Inherent thermal convection in a gas inside a box under a gravity field

TL;DR

This paper theoretically demonstrates the universal presence of a specific thermal convection in a gas of inelastic particles under gravity, driven by dissipative walls and volume forces, with numerical validation and experimental relevance.

Contribution

It introduces the concept of dissipative lateral walls convection (DLWC) as an inherent phenomenon in granular gases, extending understanding of convection without thermal gradient thresholds.

Findings

DLWC occurs for all finite Rayleigh numbers.

Inelastic collisions amplify the convection.

Numerical solutions align with experimental observations.

Abstract

We theoretically prove the existence in granular fluids of a thermal convection that is inherent, in the sense that is always present and has no thermal gradient threshold (convection occurs for all finite values of the Rayleigh number). More specifically, we study a gas of inelastic smooth hard disks enclosed in a rectangular region under a constant gravity field. The vertical walls act as energy sinks (i.e., inelastic walls that are parallel to gravity) whereas the other two walls are perpendicular to gravity and act as energy sources. We show that this convection is due to the combined action of dissipative lateral walls and a volume force (in this case, gravitation).
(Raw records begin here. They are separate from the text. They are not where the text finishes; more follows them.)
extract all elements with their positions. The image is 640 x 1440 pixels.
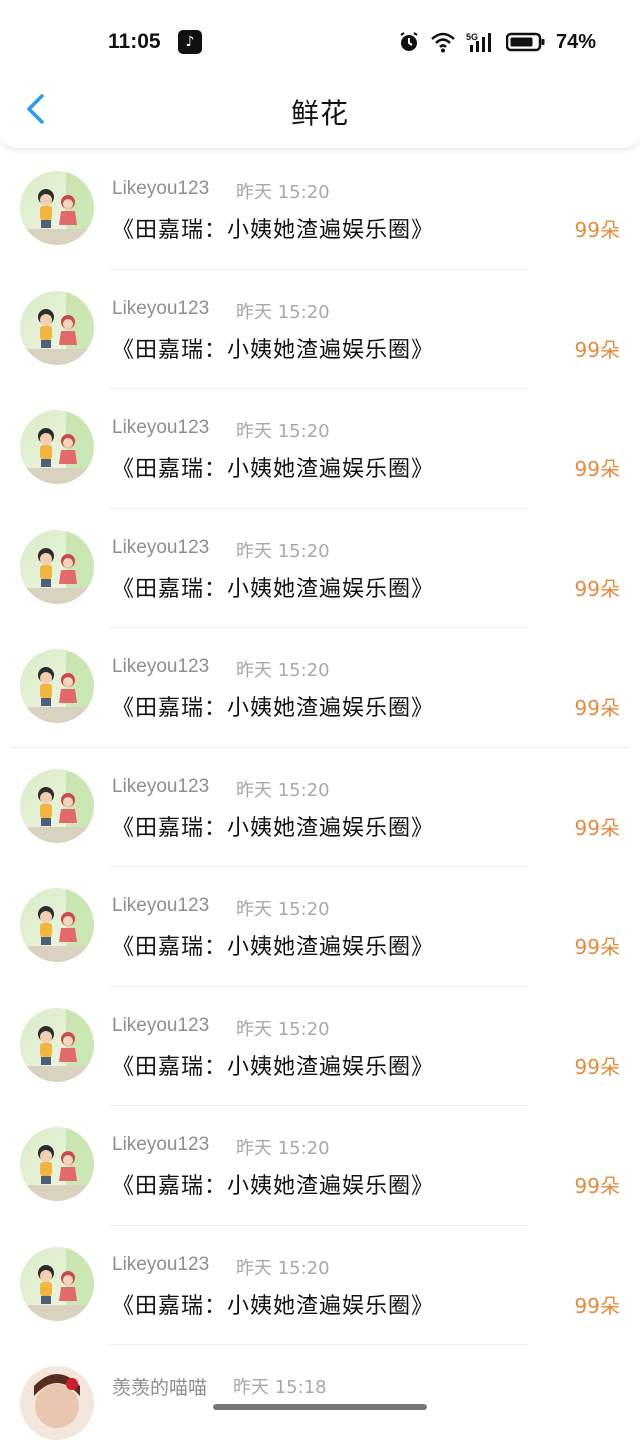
list-item[interactable]: Likeyou123 昨天 15:20 《田嘉瑞：小姨她渣遍娱乐圈》 99朵 (0, 748, 640, 867)
timestamp: 昨天 15:20 (236, 1018, 330, 1040)
username[interactable]: 羡羡的喵喵 (112, 1373, 207, 1400)
list-item[interactable]: 羡羡的喵喵 昨天 15:18 (0, 1345, 640, 1440)
book-title[interactable]: 《田嘉瑞：小姨她渣遍娱乐圈》 (112, 212, 434, 244)
list-item[interactable]: Likeyou123 昨天 15:20 《田嘉瑞：小姨她渣遍娱乐圈》 99朵 (0, 270, 640, 389)
book-title[interactable]: 《田嘉瑞：小姨她渣遍娱乐圈》 (112, 929, 434, 961)
flower-count: 99朵 (574, 337, 620, 362)
list-item[interactable]: Likeyou123 昨天 15:20 《田嘉瑞：小姨她渣遍娱乐圈》 99朵 (0, 1106, 640, 1226)
flower-count: 99朵 (574, 1293, 620, 1318)
timestamp: 昨天 15:20 (236, 899, 330, 920)
list-item[interactable]: Likeyou123 昨天 15:20 《田嘉瑞：小姨她渣遍娱乐圈》 99朵 (0, 150, 640, 270)
flower-gift-list: Likeyou123 昨天 15:20 《田嘉瑞：小姨她渣遍娱乐圈》 99朵 Likey… (0, 150, 640, 1440)
username[interactable]: Likeyou123 (112, 656, 209, 678)
timestamp: 昨天 15:20 (236, 301, 330, 323)
book-title[interactable]: 《田嘉瑞：小姨她渣遍娱乐圈》 (112, 1288, 434, 1320)
flower-count: 99朵 (574, 457, 620, 481)
timestamp: 昨天 15:18 (233, 1377, 327, 1398)
username[interactable]: Likeyou123 (112, 776, 209, 798)
avatar[interactable] (20, 1127, 94, 1201)
avatar[interactable] (20, 171, 94, 245)
timestamp: 昨天 15:20 (236, 779, 330, 801)
timestamp: 昨天 15:20 (236, 421, 330, 442)
book-title[interactable]: 《田嘉瑞：小姨她渣遍娱乐圈》 (112, 1168, 434, 1200)
flower-count: 99朵 (574, 218, 620, 242)
battery-percent: 74% (555, 30, 596, 53)
flower-count: 99朵 (574, 1054, 620, 1079)
flower-count: 99朵 (574, 935, 620, 959)
timestamp: 昨天 15:20 (236, 1138, 330, 1159)
username[interactable]: Likeyou123 (112, 1134, 209, 1156)
timestamp: 昨天 15:20 (236, 540, 330, 562)
list-item[interactable]: Likeyou123 昨天 15:20 《田嘉瑞：小姨她渣遍娱乐圈》 99朵 (0, 628, 640, 748)
page-title: 鲜花 (290, 97, 349, 130)
status-icons: 5G 74% (398, 30, 596, 54)
status-time: 11:05 (108, 30, 161, 53)
book-title[interactable]: 《田嘉瑞：小姨她渣遍娱乐圈》 (112, 451, 434, 483)
book-title[interactable]: 《田嘉瑞：小姨她渣遍娱乐圈》 (112, 571, 434, 603)
avatar[interactable] (20, 290, 94, 365)
username[interactable]: Likeyou123 (112, 1254, 209, 1276)
alarm-icon (400, 32, 418, 51)
username[interactable]: Likeyou123 (112, 178, 209, 200)
timestamp: 昨天 15:20 (236, 182, 330, 203)
battery-icon (505, 32, 545, 52)
book-title[interactable]: 《田嘉瑞：小姨她渣遍娱乐圈》 (112, 810, 434, 842)
avatar[interactable] (20, 529, 94, 604)
avatar[interactable] (20, 888, 94, 962)
flower-count: 99朵 (574, 1174, 620, 1198)
book-title[interactable]: 《田嘉瑞：小姨她渣遍娱乐圈》 (112, 1049, 434, 1081)
tiktok-icon: ♪ (178, 30, 202, 54)
5g-signal-icon: 5G (466, 32, 491, 52)
avatar[interactable] (20, 1246, 94, 1321)
wifi-icon (431, 32, 455, 53)
avatar[interactable] (20, 410, 94, 484)
flower-count: 99朵 (574, 815, 620, 840)
flower-count: 99朵 (574, 576, 620, 601)
book-title[interactable]: 《田嘉瑞：小姨她渣遍娱乐圈》 (112, 690, 434, 722)
avatar[interactable] (20, 1007, 94, 1082)
list-item[interactable]: Likeyou123 昨天 15:20 《田嘉瑞：小姨她渣遍娱乐圈》 99朵 (0, 509, 640, 628)
flower-count: 99朵 (574, 696, 620, 720)
username[interactable]: Likeyou123 (112, 1015, 209, 1037)
timestamp: 昨天 15:20 (236, 660, 330, 681)
username[interactable]: Likeyou123 (112, 537, 209, 559)
svg-text:5G: 5G (466, 32, 478, 42)
avatar[interactable] (20, 768, 94, 843)
list-item[interactable]: Likeyou123 昨天 15:20 《田嘉瑞：小姨她渣遍娱乐圈》 99朵 (0, 389, 640, 509)
list-item[interactable]: Likeyou123 昨天 15:20 《田嘉瑞：小姨她渣遍娱乐圈》 99朵 (0, 1226, 640, 1345)
book-title[interactable]: 《田嘉瑞：小姨她渣遍娱乐圈》 (112, 332, 434, 364)
avatar[interactable] (20, 1366, 94, 1440)
list-item[interactable]: Likeyou123 昨天 15:20 《田嘉瑞：小姨她渣遍娱乐圈》 99朵 (0, 867, 640, 987)
home-indicator[interactable] (213, 1404, 427, 1410)
avatar[interactable] (20, 649, 94, 723)
username[interactable]: Likeyou123 (112, 298, 209, 320)
header-bar: 鲜花 (0, 70, 640, 149)
list-item[interactable]: Likeyou123 昨天 15:20 《田嘉瑞：小姨她渣遍娱乐圈》 99朵 (0, 987, 640, 1106)
username[interactable]: Likeyou123 (112, 895, 209, 917)
username[interactable]: Likeyou123 (112, 417, 209, 439)
timestamp: 昨天 15:20 (236, 1257, 330, 1279)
Hence, we call it \textit{dissipative lateral walls convection}, DLWC. Our theory, that describes also the limit case of elastic collisions, shows that inelastic particle collisions enhance the DLWC. We perform our study via numerical solutions (volume element method) of the corresponding hydrodynamic equations, in an extended Boussinesq approximation. We show our theory describes the essentials of the results for similar (but more complex) laboratory experiments.